Yeah. Like I said earlier, we only have one life, and I would just really remind people, go hug your kids, love your husband or wife, take care of your parents, take care of your neighbors, because, America, is not, honestly, in my opinion, Doing so right now, and, we're going to, we're going to look back at the end of our life, like Lee Iacocca and others said and said, nobody with nobody at the end of their life, which is they had spent more time at the office and so I just remind people, use your life wisely, love others and take care of your neighbors.

Average Joe Finances:

All right. Wise, wise, final thoughts. And I really appreciate that, Paul, again, thank you so much for taking the time out of your day from your lakeside enjoyment that you're having right now to chat with me I greatly appreciate it and so does my audience.

Paul Moore:

Thanks Mike.

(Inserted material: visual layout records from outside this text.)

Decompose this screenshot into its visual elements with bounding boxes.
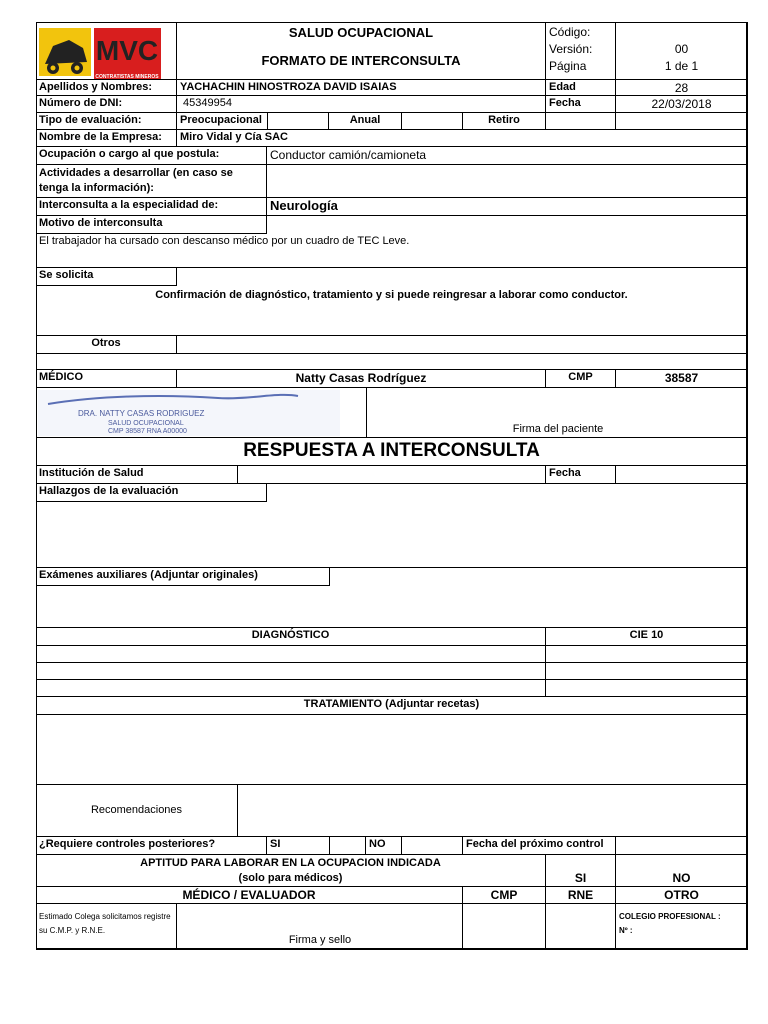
row-evaluador-header [36,887,748,904]
row-especialidad [36,198,748,216]
firma-paciente-cell[interactable] [366,388,748,438]
tipo-preocupacional-box[interactable] [268,113,329,130]
institucion-value[interactable] [238,466,546,484]
controles-si: SI [267,837,330,855]
hallazgos-value[interactable] [36,502,748,568]
tratamiento-value[interactable] [36,715,748,785]
header-row [36,22,748,80]
controles-no-box[interactable] [402,837,463,855]
aptitud-label [36,855,546,887]
row-respuesta-title [36,438,748,466]
especialidad-value: Neurología [267,198,748,216]
cie-label: CIE 10 [546,628,748,646]
row-examenes-label [36,568,748,586]
version-label: Versión: [549,42,593,56]
tipo-preocupacional: Preocupacional [177,113,268,130]
diagnostico-row [36,680,748,697]
otros-value[interactable] [177,336,748,354]
row-empresa [36,130,748,147]
dni-label: Número de DNI: [36,96,177,113]
resp-fecha-value[interactable] [616,466,748,484]
row-solicita-value [36,286,748,336]
motivo-label: Motivo de interconsulta [36,216,267,234]
evaluador-cmp-value[interactable] [463,904,546,950]
rne-label: RNE [546,887,616,904]
empresa-label: Nombre de la Empresa: [36,130,177,147]
row-tipo [36,113,748,130]
resp-fecha-label: Fecha [546,466,616,484]
diagnostico-row [36,646,748,663]
row-ocupacion [36,147,748,165]
solicita-value: Confirmación de diagnóstico, tratamiento y si puede reingresar a laborar como conductor. [36,286,748,336]
otros-label: Otros [36,336,177,354]
row-recomendaciones [36,785,748,837]
stamp-line-3: CMP 38587 RNA A00000 [108,428,187,435]
row-hallazgos-value [36,502,748,568]
resp-cmp-label: CMP [463,887,546,904]
aptitud-si[interactable]: SI [546,855,616,887]
fecha-value: 22/03/2018 [616,96,748,113]
firma-sello-cell[interactable] [177,904,463,950]
empresa-value: Miro Vidal y Cía SAC [177,130,748,147]
respuesta-title: RESPUESTA A INTERCONSULTA [36,438,748,466]
tipo-label: Tipo de evaluación: [36,113,177,130]
edad-label: Edad [546,80,616,96]
controles-no: NO [366,837,402,855]
row-controles [36,837,748,855]
row-aptitud [36,855,748,887]
recomendaciones-value[interactable] [238,785,748,837]
row-apellidos [36,80,748,96]
stamp-cell [36,388,366,438]
proximo-control-value[interactable] [616,837,748,855]
tipo-anual-box[interactable] [402,113,463,130]
colegio-label: COLEGIO PROFESIONAL : [619,912,721,921]
estimado-text: Estimado Colega solicitamos registre su C.M.P. y R.N.E. [36,904,177,950]
colegio-cell[interactable] [616,904,748,950]
cmp-value: 38587 [616,370,748,388]
row-actividades [36,165,748,198]
firma-sello-label: Firma y sello [288,933,352,946]
apellidos-label: Apellidos y Nombres: [36,80,177,96]
row-institucion [36,466,748,484]
row-medico [36,370,748,388]
edad-value: 28 [616,80,748,96]
actividades-value[interactable] [267,165,748,198]
firma-paciente-label: Firma del paciente [512,422,604,435]
especialidad-label: Interconsulta a la especialidad de: [36,198,267,216]
medico-value: Natty Casas Rodríguez [177,370,546,388]
recomendaciones-label: Recomendaciones [36,785,238,837]
row-spacer [36,354,748,370]
header-title-cell [177,22,546,80]
row-dni [36,96,748,113]
medico-evaluador-label: MÉDICO / EVALUADOR [36,887,463,904]
examenes-label: Exámenes auxiliares (Adjuntar originales) [36,568,330,586]
row-evaluador [36,904,748,950]
company-logo [39,26,163,80]
codigo-label: Código: [549,25,591,39]
cmp-label: CMP [546,370,616,388]
controles-si-box[interactable] [330,837,366,855]
aptitud-label-1: APTITUD PARA LABORAR EN LA OCUPACION INDICADA [140,857,441,869]
doctor-stamp [38,390,340,436]
row-otros [36,336,748,354]
controles-label: ¿Requiere controles posteriores? [36,837,267,855]
tratamiento-label: TRATAMIENTO (Adjuntar recetas) [36,697,748,715]
header-subtitle: FORMATO DE INTERCONSULTA [261,52,461,68]
ocupacion-value: Conductor camión/camioneta [267,147,748,165]
row-tratamiento-label [36,697,748,715]
row-motivo-value [36,234,748,268]
row-tratamiento-value [36,715,748,785]
version-value: 00 [674,42,689,56]
row-hallazgos-label [36,484,748,502]
proximo-control-label: Fecha del próximo control [463,837,616,855]
diagnostico-row [36,663,748,680]
pagina-label: Página [549,59,587,73]
row-firmas [36,388,748,438]
stamp-line-1: DRA. NATTY CASAS RODRIGUEZ [78,409,205,418]
header-title: SALUD OCUPACIONAL [288,25,434,40]
header-meta-values [616,22,748,80]
row-diagnostico-header [36,628,748,646]
aptitud-no[interactable]: NO [616,855,748,887]
logo-text: MVC [95,35,159,66]
tipo-retiro-box[interactable] [546,113,616,130]
solicita-label: Se solicita [36,268,177,286]
logo-subtext: CONTRATISTAS MINEROS [95,74,159,80]
header-meta-labels [546,22,616,80]
row-solicita-label [36,268,748,286]
apellidos-value: YACHACHIN HINOSTROZA DAVID ISAIAS [177,80,546,96]
tipo-anual: Anual [329,113,402,130]
numero-label: Nº : [619,926,633,935]
institucion-label: Institución de Salud [36,466,238,484]
otro-label: OTRO [616,887,748,904]
stamp-line-2: SALUD OCUPACIONAL [108,420,184,427]
fecha-label: Fecha [546,96,616,113]
tipo-retiro: Retiro [463,113,546,130]
motivo-value: El trabajador ha cursado con descanso médico por un cuadro de TEC Leve. [36,234,748,268]
dni-value: 45349954 [177,96,546,113]
aptitud-label-2: (solo para médicos) [238,872,343,884]
row-examenes-value [36,586,748,628]
row-motivo-label [36,216,748,234]
examenes-value[interactable] [36,586,748,628]
evaluador-rne-value[interactable] [546,904,616,950]
hallazgos-label: Hallazgos de la evaluación [36,484,267,502]
ocupacion-label: Ocupación o cargo al que postula: [36,147,267,165]
logo-cell [36,22,177,80]
medico-label: MÉDICO [36,370,177,388]
actividades-label: Actividades a desarrollar (en caso se tenga la información): [36,165,267,198]
pagina-value: 1 de 1 [664,59,699,73]
diagnostico-label: DIAGNÓSTICO [36,628,546,646]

It's been a real pleasure and an honor to be here. Take care.

Average Joe Finances:

Absolutely. It was great to have you on again. And also I want to thank all of my listeners for joining me and our special guest today, Paul Moore on the Average Joe Finances podcast. Go leave us a five star review and tell us what you liked about today's episode with Paul. Aloha from Hawaii and have a great rest of your day.